As our norms have been challenged, changes in routines have made us adjust the way in which we eat. With workers working remote from the comfort of their homes, food has never been made so accessible.
We’re buying more groceries and eating more frequently than before. We’re coping with the uncertainties by eating more and often not good foods, but ones that are sugary in an effort to make ourselves feel better.
If you’ve climbed over the hump of stress eating and irregular eating patterns, good for you — but for those trying to right the ship and get a bit healthier, a new study claims that actually eating healthy foods is just the start of changing your dietary ways.
The American Heart Association recently published new research on mealtimes and the importance of how changing the time we eat can cause big changes to our health, including waist circumference, body fat, blood pressure and blood sugar.
The research, headed by Columbia University’s Nour Makarem, was presented at the American Heart Association’s virtual “Scientific Sessions” conference. Makarem and her team had previously explored eating habits but wanted to see how timing affected heart risks.
They explored “social jet lag,” a phenomenon that popped up a few years ago when scientists coined the condition for people suffering misalignments between their circadian rhythms and built environment. Makarem extended social jet lag to “eating jet lag,” which basically is shifts in our eating habits form day-to-day, night-to-night, and weekends.
They honed in on women in the study, 116 in total ages 20 to 64, to see how often they went without food overnight and how many calories were consumed in the early to late evening.
The results showed that for every 10% increase in calorie inconsistency after 5 p.m., systolic blood pressure increased by nearly three points and exceeded two points in diastolic blood pressure when participants were observed in a one-year follow-up. When participants ate more calories later in the day — after 8 p.m. — it results in a half-inch waist size gain and half-point increase in body mass index, according to a press release.

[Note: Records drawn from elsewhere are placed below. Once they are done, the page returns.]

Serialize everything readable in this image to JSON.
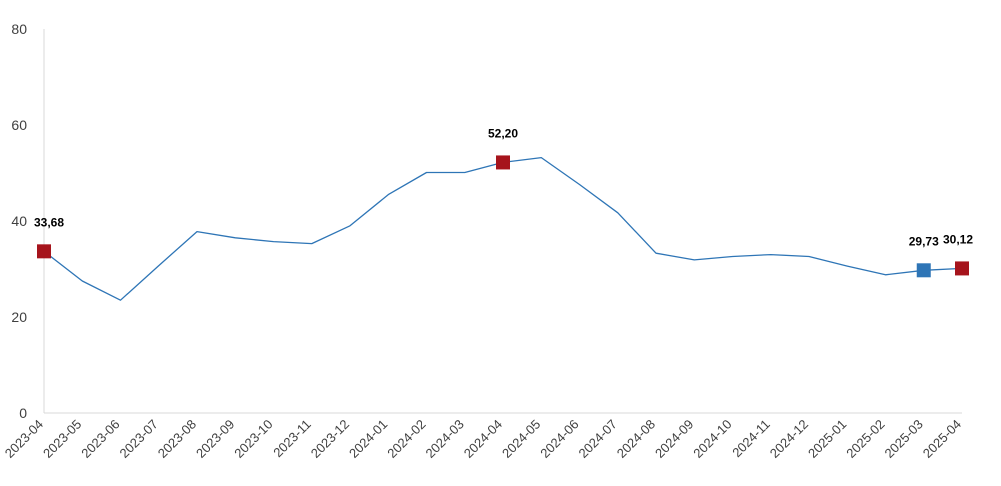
{
  "chart_data": {
    "type": "line",
    "title": "",
    "xlabel": "",
    "ylabel": "",
    "ylim": [
      0,
      80
    ],
    "yticks": [
      0,
      20,
      40,
      60,
      80
    ],
    "grid": false,
    "categories": [
      "2023-04",
      "2023-05",
      "2023-06",
      "2023-07",
      "2023-08",
      "2023-09",
      "2023-10",
      "2023-11",
      "2023-12",
      "2024-01",
      "2024-02",
      "2024-03",
      "2024-04",
      "2024-05",
      "2024-06",
      "2024-07",
      "2024-08",
      "2024-09",
      "2024-10",
      "2024-11",
      "2024-12",
      "2025-01",
      "2025-02",
      "2025-03",
      "2025-04"
    ],
    "series": [
      {
        "values": [
          33.68,
          27.5,
          23.5,
          30.7,
          37.8,
          36.5,
          35.7,
          35.3,
          39.0,
          45.5,
          50.1,
          50.1,
          52.2,
          53.2,
          47.6,
          41.7,
          33.3,
          31.9,
          32.6,
          33.0,
          32.6,
          30.6,
          28.8,
          29.73,
          30.12
        ],
        "color": "#2E75B6"
      }
    ],
    "highlights": [
      {
        "index": 0,
        "label": "33,68",
        "color": "#A6141C"
      },
      {
        "index": 12,
        "label": "52,20",
        "color": "#A6141C"
      },
      {
        "index": 23,
        "label": "29,73",
        "color": "#2E75B6"
      },
      {
        "index": 24,
        "label": "30,12",
        "color": "#A6141C"
      }
    ]
  }
}
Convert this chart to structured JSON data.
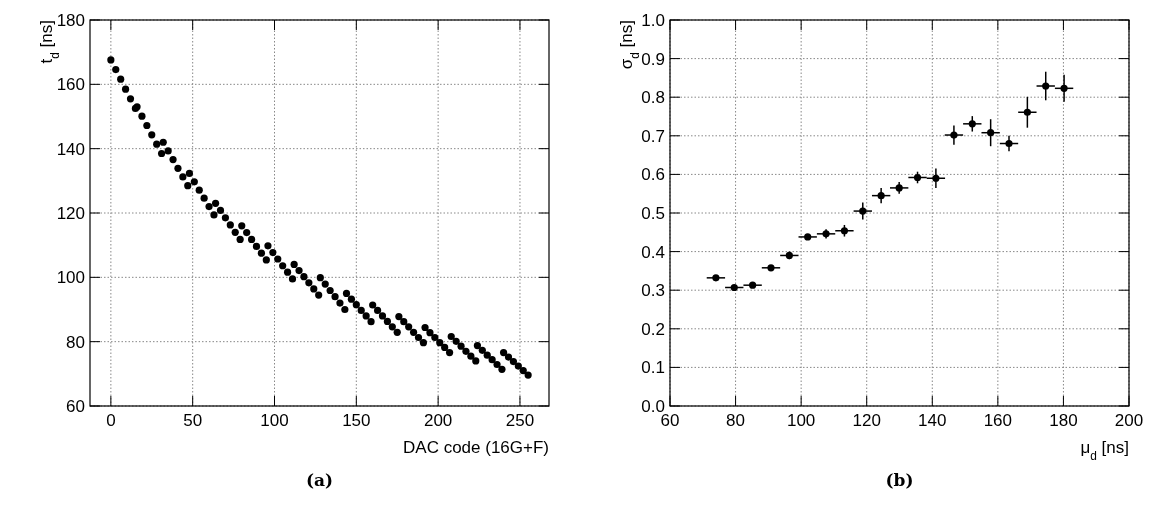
{
  "chart_data": [
    {
      "type": "scatter",
      "xlabel": "DAC code (16G+F)",
      "ylabel": "t$_{d}$ [ns]",
      "annotations": [
        "(a)"
      ],
      "xlim": [
        -12.75,
        267.75
      ],
      "xticks": [
        0,
        50,
        100,
        150,
        200,
        250
      ],
      "ylim": [
        60,
        180
      ],
      "yticks": [
        60,
        80,
        100,
        120,
        140,
        160,
        180
      ],
      "grid": true,
      "marker": "circle",
      "series": [
        {
          "color": "#000000",
          "x": [
            0,
            3,
            6,
            9,
            12,
            15,
            16,
            19,
            22,
            25,
            28,
            31,
            32,
            35,
            38,
            41,
            44,
            47,
            48,
            51,
            54,
            57,
            60,
            63,
            64,
            67,
            70,
            73,
            76,
            79,
            80,
            83,
            86,
            89,
            92,
            95,
            96,
            99,
            102,
            105,
            108,
            111,
            112,
            115,
            118,
            121,
            124,
            127,
            128,
            131,
            134,
            137,
            140,
            143,
            144,
            147,
            150,
            153,
            156,
            159,
            160,
            163,
            166,
            169,
            172,
            175,
            176,
            179,
            182,
            185,
            188,
            191,
            192,
            195,
            198,
            201,
            204,
            207,
            208,
            211,
            214,
            217,
            220,
            223,
            224,
            227,
            230,
            233,
            236,
            239,
            240,
            243,
            246,
            249,
            252,
            255
          ],
          "values": [
            167.6,
            164.6,
            161.6,
            158.5,
            155.5,
            152.5,
            153,
            150.1,
            147.2,
            144.3,
            141.4,
            138.5,
            142,
            139.3,
            136.6,
            133.9,
            131.2,
            128.5,
            132.3,
            129.7,
            127.1,
            124.6,
            122,
            119.4,
            123,
            120.8,
            118.5,
            116.3,
            114,
            111.8,
            116,
            113.9,
            111.8,
            109.6,
            107.5,
            105.4,
            109.8,
            107.7,
            105.7,
            103.6,
            101.6,
            99.5,
            104,
            102.1,
            100.2,
            98.3,
            96.4,
            94.5,
            99.9,
            97.9,
            95.9,
            94,
            92,
            90,
            95,
            93.2,
            91.5,
            89.7,
            88,
            86.2,
            91.4,
            89.7,
            88,
            86.3,
            84.6,
            82.9,
            87.8,
            86.2,
            84.6,
            82.9,
            81.3,
            79.7,
            84.4,
            82.8,
            81.3,
            79.7,
            78.2,
            76.6,
            81.6,
            80.1,
            78.6,
            77,
            75.5,
            74,
            78.8,
            77.3,
            75.8,
            74.4,
            72.9,
            71.4,
            76.6,
            75.2,
            73.8,
            72.4,
            71,
            69.6
          ]
        }
      ]
    },
    {
      "type": "scatter",
      "xlabel": "μ$_{d}$ [ns]",
      "ylabel": "σ$_{d}$ [ns]",
      "annotations": [
        "(b)"
      ],
      "xlim": [
        60,
        200
      ],
      "xticks": [
        60,
        80,
        100,
        120,
        140,
        160,
        180,
        200
      ],
      "ylim": [
        0,
        1
      ],
      "yticks": [
        {
          "value": 0,
          "label": "0.0"
        },
        0.1,
        0.2,
        0.3,
        0.4,
        0.5,
        0.6,
        0.7,
        0.8,
        0.9,
        {
          "value": 1,
          "label": "1.0"
        }
      ],
      "grid": true,
      "marker": "circle",
      "series": [
        {
          "color": "#000000",
          "x": [
            74.0,
            79.6,
            85.2,
            90.8,
            96.4,
            102.0,
            107.6,
            113.2,
            118.8,
            124.4,
            129.9,
            135.5,
            141.1,
            146.6,
            152.2,
            157.8,
            163.4,
            169.0,
            174.6,
            180.2
          ],
          "values": [
            0.332,
            0.307,
            0.313,
            0.358,
            0.39,
            0.438,
            0.446,
            0.454,
            0.505,
            0.545,
            0.565,
            0.592,
            0.59,
            0.702,
            0.731,
            0.708,
            0.68,
            0.761,
            0.829,
            0.823
          ],
          "errors": [
            0.006,
            0.005,
            0.005,
            0.006,
            0.01,
            0.006,
            0.012,
            0.015,
            0.022,
            0.02,
            0.015,
            0.015,
            0.025,
            0.025,
            0.02,
            0.035,
            0.02,
            0.04,
            0.037,
            0.035
          ],
          "xerrors": [
            2.8,
            2.8,
            2.8,
            2.8,
            2.8,
            2.8,
            2.8,
            2.8,
            2.8,
            2.8,
            2.8,
            2.8,
            2.8,
            2.8,
            2.8,
            2.8,
            2.8,
            2.8,
            2.8,
            2.8
          ]
        }
      ]
    }
  ]
}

When observing weekdays and weekends, researchers said an increased variability in timing of duration between eating periods was “linked to increase in systolic and diastolic blood pressure and in BMI a year later.”
“It’s not necessarily that on the weekend our eating timing is worse,” Makarem said in a press release. “It’s just that on weekdays, we’re following a social clock, whereas on the weekend, we’re following our natural biologic clock.”